St. Michael the Archangel

Choosing Organ Donation

Question:  Are Catholics allowed to donate their organs?


Answer:  Yes, Catholics are allowed to donate their organs. In fact, the Catechism of the Catholic Church praises this practice when it notes that, “Organ donation after death is a noble and meritorious act and is to be encouraged as an expression of generous solidarity” (no. 2296).


The Church has a series of guidelines for health care providers called The Ethical and Religious Directives for Catholic Health Services. This document helps us see organ donation as an act of charity, but it also reminds us that we have to be sure that donations of organs by living donors do not “sacrifice or seriously impair any essential bodily function and the anticipated benefit to the recipient is proportionate to the harm to the donor” (no. 30); trained medical professionals can help to make this assessment.
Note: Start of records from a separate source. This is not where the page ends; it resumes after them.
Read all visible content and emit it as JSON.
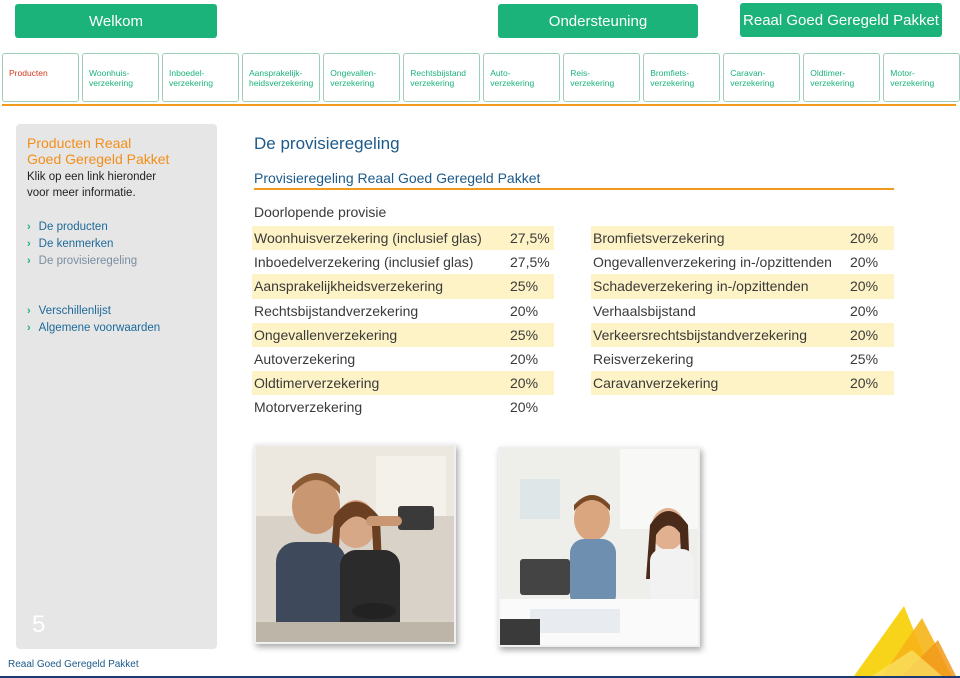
{
  "header": {
    "welkom": "Welkom",
    "ondersteuning": "Ondersteuning",
    "pakket": "Reaal Goed Geregeld Pakket"
  },
  "tabs": [
    {
      "line1": "Producten",
      "line2": ""
    },
    {
      "line1": "Woonhuis-",
      "line2": "verzekering"
    },
    {
      "line1": "Inboedel-",
      "line2": "verzekering"
    },
    {
      "line1": "Aansprakelijk-",
      "line2": "heidsverzekering"
    },
    {
      "line1": "Ongevallen-",
      "line2": "verzekering"
    },
    {
      "line1": "Rechtsbijstand",
      "line2": "verzekering"
    },
    {
      "line1": "Auto-",
      "line2": "verzekering"
    },
    {
      "line1": "Reis-",
      "line2": "verzekering"
    },
    {
      "line1": "Bromfiets-",
      "line2": "verzekering"
    },
    {
      "line1": "Caravan-",
      "line2": "verzekering"
    },
    {
      "line1": "Oldtimer-",
      "line2": "verzekering"
    },
    {
      "line1": "Motor-",
      "line2": "verzekering"
    }
  ],
  "sidebar": {
    "title_line1": "Producten Reaal",
    "title_line2": "Goed Geregeld Pakket",
    "desc_line1": "Klik op een link hieronder",
    "desc_line2": "voor meer informatie.",
    "links": [
      "De producten",
      "De kenmerken",
      "De provisieregeling"
    ],
    "links2": [
      "Verschillenlijst",
      "Algemene voorwaarden"
    ],
    "page_number": "5"
  },
  "main": {
    "title": "De provisieregeling",
    "subtitle": "Provisieregeling Reaal Goed Geregeld Pakket",
    "section_label": "Doorlopende provisie",
    "rates_left": [
      {
        "name": "Woonhuisverzekering (inclusief glas)",
        "pct": "27,5%"
      },
      {
        "name": "Inboedelverzekering (inclusief glas)",
        "pct": "27,5%"
      },
      {
        "name": "Aansprakelijkheidsverzekering",
        "pct": "25%"
      },
      {
        "name": "Rechtsbijstandverzekering",
        "pct": "20%"
      },
      {
        "name": "Ongevallenverzekering",
        "pct": "25%"
      },
      {
        "name": "Autoverzekering",
        "pct": "20%"
      },
      {
        "name": "Oldtimerverzekering",
        "pct": "20%"
      },
      {
        "name": "Motorverzekering",
        "pct": "20%"
      }
    ],
    "rates_right": [
      {
        "name": "Bromfietsverzekering",
        "pct": "20%"
      },
      {
        "name": "Ongevallenverzekering in-/opzittenden",
        "pct": "20%"
      },
      {
        "name": "Schadeverzekering in-/opzittenden",
        "pct": "20%"
      },
      {
        "name": "Verhaalsbijstand",
        "pct": "20%"
      },
      {
        "name": "Verkeersrechtsbijstandverzekering",
        "pct": "20%"
      },
      {
        "name": "Reisverzekering",
        "pct": "25%"
      },
      {
        "name": "Caravanverzekering",
        "pct": "20%"
      }
    ]
  },
  "footer": {
    "text": "Reaal Goed Geregeld Pakket"
  },
  "colors": {
    "green": "#1bb37a",
    "orange": "#f29a1b",
    "blue": "#1d5a8a",
    "highlight": "#fdf3c6"
  }
}
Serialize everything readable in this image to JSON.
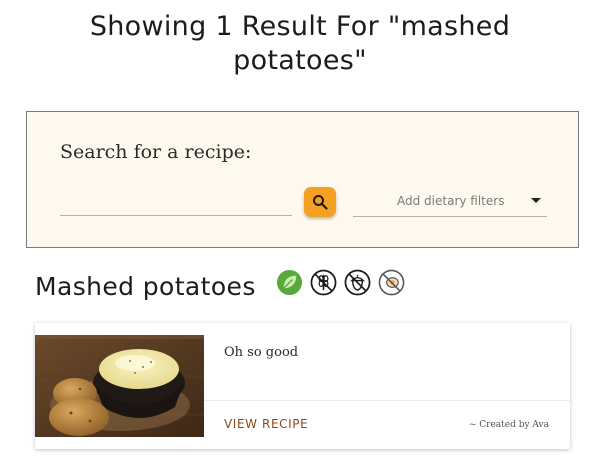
{
  "results_heading": {
    "line1": "Showing 1 Result For \"mashed",
    "line2": "potatoes\""
  },
  "search": {
    "label": "Search for a recipe:",
    "input_value": "",
    "search_icon": "magnifier-icon",
    "filter_placeholder": "Add dietary filters",
    "accent_color": "#f4a020"
  },
  "recipe": {
    "title": "Mashed potatoes",
    "diet_icons": [
      "vegetarian-leaf-icon",
      "gluten-free-icon",
      "nut-free-icon",
      "no-egg-icon"
    ],
    "description": "Oh so good",
    "view_link": "VIEW RECIPE",
    "created_by": "~ Created by Ava"
  }
}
In the case of organ donation at the end of life, we must be sure of the intentions of the donor or of their proxy are always respected, and that the dignity of the human body is always respected.


In the end, we can look to Pope Saint John Paul II and his encyclical Evangelium Vitae, where he noted that organ donation is a beautiful act of expressing the culture of life, when “performed in an ethically acceptable manner, with a view to offering a chance of health or even of life itself to the sick who sometimes have no other hope” (no. 86).